Die in Gleisrichtung gegenüberliegenden Stopfpickel 3 bewegen sich mit einer Beistellbewegung
aufeinander zu, indem jeder Beistellzylinder 6 auf den zugeordneten Pickelarm 4 ein
Drehmoment ausübt. Dabei ist der Beistellbewegung weiterhin die mittels des Vibrationsantriebs
2 erzeugte Vibrationsbewegung 10 überlagert. Durch eine Anpassung der Drehzahl der
Welle 7 ist in dieser Phase die Vibrationsfrequenz auf 35 Hertz eingestellt.
[0040] Wird die Welle 7 bereits mit einem maximalen Drehmoment angetrieben, kann in dieser
Phase bei Bedarf durch geringfügige Reduktion des Achsabstands 15 zwischen Wellenachse
11 und Exzenterachse 13 die Schlagkraft der Stopfpickel 3 erhöht werden. Eine solche
Maßnahme ist gegebenenfalls bei einem stark verkrusteten Schotterbett sinnvoll. Dabei
wird der Achsabstand 15 nur so weit reduziert, dass die sich ergebende Verringerung
der Vibrationsamplitude vernachlässigbar bleibt.

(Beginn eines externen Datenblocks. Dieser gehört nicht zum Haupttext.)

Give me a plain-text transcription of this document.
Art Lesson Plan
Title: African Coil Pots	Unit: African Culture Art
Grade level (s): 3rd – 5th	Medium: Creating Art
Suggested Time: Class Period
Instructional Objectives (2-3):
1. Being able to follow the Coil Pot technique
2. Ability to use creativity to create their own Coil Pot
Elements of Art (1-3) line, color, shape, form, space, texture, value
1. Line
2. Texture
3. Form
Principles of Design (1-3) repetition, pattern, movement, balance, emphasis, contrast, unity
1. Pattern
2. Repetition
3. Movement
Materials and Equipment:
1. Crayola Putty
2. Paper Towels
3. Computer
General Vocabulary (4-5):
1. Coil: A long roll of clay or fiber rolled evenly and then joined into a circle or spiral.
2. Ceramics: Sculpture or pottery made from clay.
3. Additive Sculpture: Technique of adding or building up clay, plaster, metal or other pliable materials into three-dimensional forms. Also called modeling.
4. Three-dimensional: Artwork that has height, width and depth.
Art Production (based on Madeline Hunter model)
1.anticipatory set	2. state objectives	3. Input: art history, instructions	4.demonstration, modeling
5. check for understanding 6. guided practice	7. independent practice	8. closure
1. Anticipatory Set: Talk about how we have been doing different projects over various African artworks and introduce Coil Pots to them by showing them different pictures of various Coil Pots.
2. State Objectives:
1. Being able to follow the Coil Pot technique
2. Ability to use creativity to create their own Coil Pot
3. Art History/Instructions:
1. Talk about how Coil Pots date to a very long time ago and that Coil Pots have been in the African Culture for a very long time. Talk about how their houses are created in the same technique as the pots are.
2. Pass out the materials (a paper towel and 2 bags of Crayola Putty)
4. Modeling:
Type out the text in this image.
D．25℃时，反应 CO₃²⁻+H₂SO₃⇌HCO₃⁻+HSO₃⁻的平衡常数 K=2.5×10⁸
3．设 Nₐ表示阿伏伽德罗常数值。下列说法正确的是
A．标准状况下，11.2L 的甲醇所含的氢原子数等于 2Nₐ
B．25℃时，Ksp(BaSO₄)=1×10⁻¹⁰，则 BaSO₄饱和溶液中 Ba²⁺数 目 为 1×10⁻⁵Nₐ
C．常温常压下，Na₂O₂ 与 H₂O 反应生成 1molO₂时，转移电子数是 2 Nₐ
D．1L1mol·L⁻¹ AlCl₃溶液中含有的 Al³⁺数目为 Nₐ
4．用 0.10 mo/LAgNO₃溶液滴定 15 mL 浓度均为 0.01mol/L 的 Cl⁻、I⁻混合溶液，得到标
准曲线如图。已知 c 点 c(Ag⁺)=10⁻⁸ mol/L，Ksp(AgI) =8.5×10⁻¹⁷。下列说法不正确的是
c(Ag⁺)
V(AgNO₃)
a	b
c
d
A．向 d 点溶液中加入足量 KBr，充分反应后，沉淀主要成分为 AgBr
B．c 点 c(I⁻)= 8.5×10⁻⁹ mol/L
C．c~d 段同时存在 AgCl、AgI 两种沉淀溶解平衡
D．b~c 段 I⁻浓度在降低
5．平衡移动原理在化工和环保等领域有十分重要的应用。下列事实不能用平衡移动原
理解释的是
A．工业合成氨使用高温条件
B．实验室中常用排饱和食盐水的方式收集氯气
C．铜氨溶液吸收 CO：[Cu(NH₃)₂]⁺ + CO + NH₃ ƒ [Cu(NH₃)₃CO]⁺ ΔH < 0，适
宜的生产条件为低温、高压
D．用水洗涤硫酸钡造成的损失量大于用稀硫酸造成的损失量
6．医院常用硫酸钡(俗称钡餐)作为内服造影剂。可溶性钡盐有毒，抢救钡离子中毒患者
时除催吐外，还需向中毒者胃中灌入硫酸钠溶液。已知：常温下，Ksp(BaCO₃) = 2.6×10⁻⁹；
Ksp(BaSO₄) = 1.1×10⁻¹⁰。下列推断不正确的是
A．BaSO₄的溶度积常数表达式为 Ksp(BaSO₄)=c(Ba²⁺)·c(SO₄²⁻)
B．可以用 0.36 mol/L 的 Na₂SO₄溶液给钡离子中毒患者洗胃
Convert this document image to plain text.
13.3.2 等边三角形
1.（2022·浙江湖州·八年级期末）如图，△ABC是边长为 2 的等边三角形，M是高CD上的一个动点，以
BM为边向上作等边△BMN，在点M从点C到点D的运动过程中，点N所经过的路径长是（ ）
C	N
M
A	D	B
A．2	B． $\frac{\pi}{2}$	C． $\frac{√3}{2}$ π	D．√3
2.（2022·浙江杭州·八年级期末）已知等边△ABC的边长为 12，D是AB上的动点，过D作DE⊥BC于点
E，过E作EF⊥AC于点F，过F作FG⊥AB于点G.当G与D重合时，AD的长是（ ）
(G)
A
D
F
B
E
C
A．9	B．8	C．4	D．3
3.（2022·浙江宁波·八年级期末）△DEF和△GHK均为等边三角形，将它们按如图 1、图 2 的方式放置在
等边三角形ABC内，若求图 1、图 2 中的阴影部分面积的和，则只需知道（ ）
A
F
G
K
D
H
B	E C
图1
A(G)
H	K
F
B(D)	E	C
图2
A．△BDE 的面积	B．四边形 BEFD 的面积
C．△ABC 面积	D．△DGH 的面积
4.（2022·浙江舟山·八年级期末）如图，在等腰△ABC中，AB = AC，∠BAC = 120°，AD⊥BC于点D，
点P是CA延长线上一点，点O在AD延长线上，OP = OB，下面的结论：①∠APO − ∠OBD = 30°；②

[0041] Während einer Schwingungsperiode werden die in Vibration befindlichen Massen der
Beistellzylinder 6, der Pickelarme 4 und der Stopfpickel 3 zunächst in einer Richtung
beschleunigt und abgebremst und anschließend in der Gegenrichtung beschleunigt und
abgebremst. Diese Vibrationsbewegungen führen deshalb laufend zu einer Abgabe und
einer Aufnahme von kinetischer Energie. Ein Großteil dieser fluktuierenden Energie
wird in den durchgängig in Schwung befindlichen Rotationsmassen der Welle 7 und des
Exzenters 12 zwischengespeichert.
[0042] Günstigerweise ist die Welle 7 zusätzlich mit einem Schwungrad gekoppelt, um die
Winkelgeschwindigkeit der rotierenden Massen unabhängig von einem Rotationsantrieb
über eine Schwingungsperiode hinweg konstant zu halten. Die Leistungsaufnahme des
erfindungsgemäßen Vibrationsantriebs 2 ist somit deutlich geringer als die eines linearen
Vibrationsantriebs, der eine Vibration beispielsweise mittels eines Hydraulikzylinders
erzeugt.
[0043] Sobald der Verdichtungsvorgang beendet ist, werden die Stopfpickel 3 durch Anheben
des Stopfwerkzeugträgers 5 aus dem Schotterbett gezogen. Dabei erfolgt auch eine Rückstellung
der Bestellzylinder 6. In dieser Phase des Stopfzyklus wird die Vibration bis zum
neuerlichen Eindringen der Stopfpickel 3 ausgesetzt, indem der Achsabstand 15 zwischen
Wellenachse 11 und Exzenterachse 13 auf null gestellt wird.
[0044] Konkret wird die Vibrationsamplitude bis auf null reduziert, wobei während dieses
Reduktionsvorgangs die Vibrationsfrequenz konstant bleibt. Ohne die erfindungsgemäße
Exzenterverstellung müsste die Welle 7 abgebremst werden, um die Vibration auszusetzen.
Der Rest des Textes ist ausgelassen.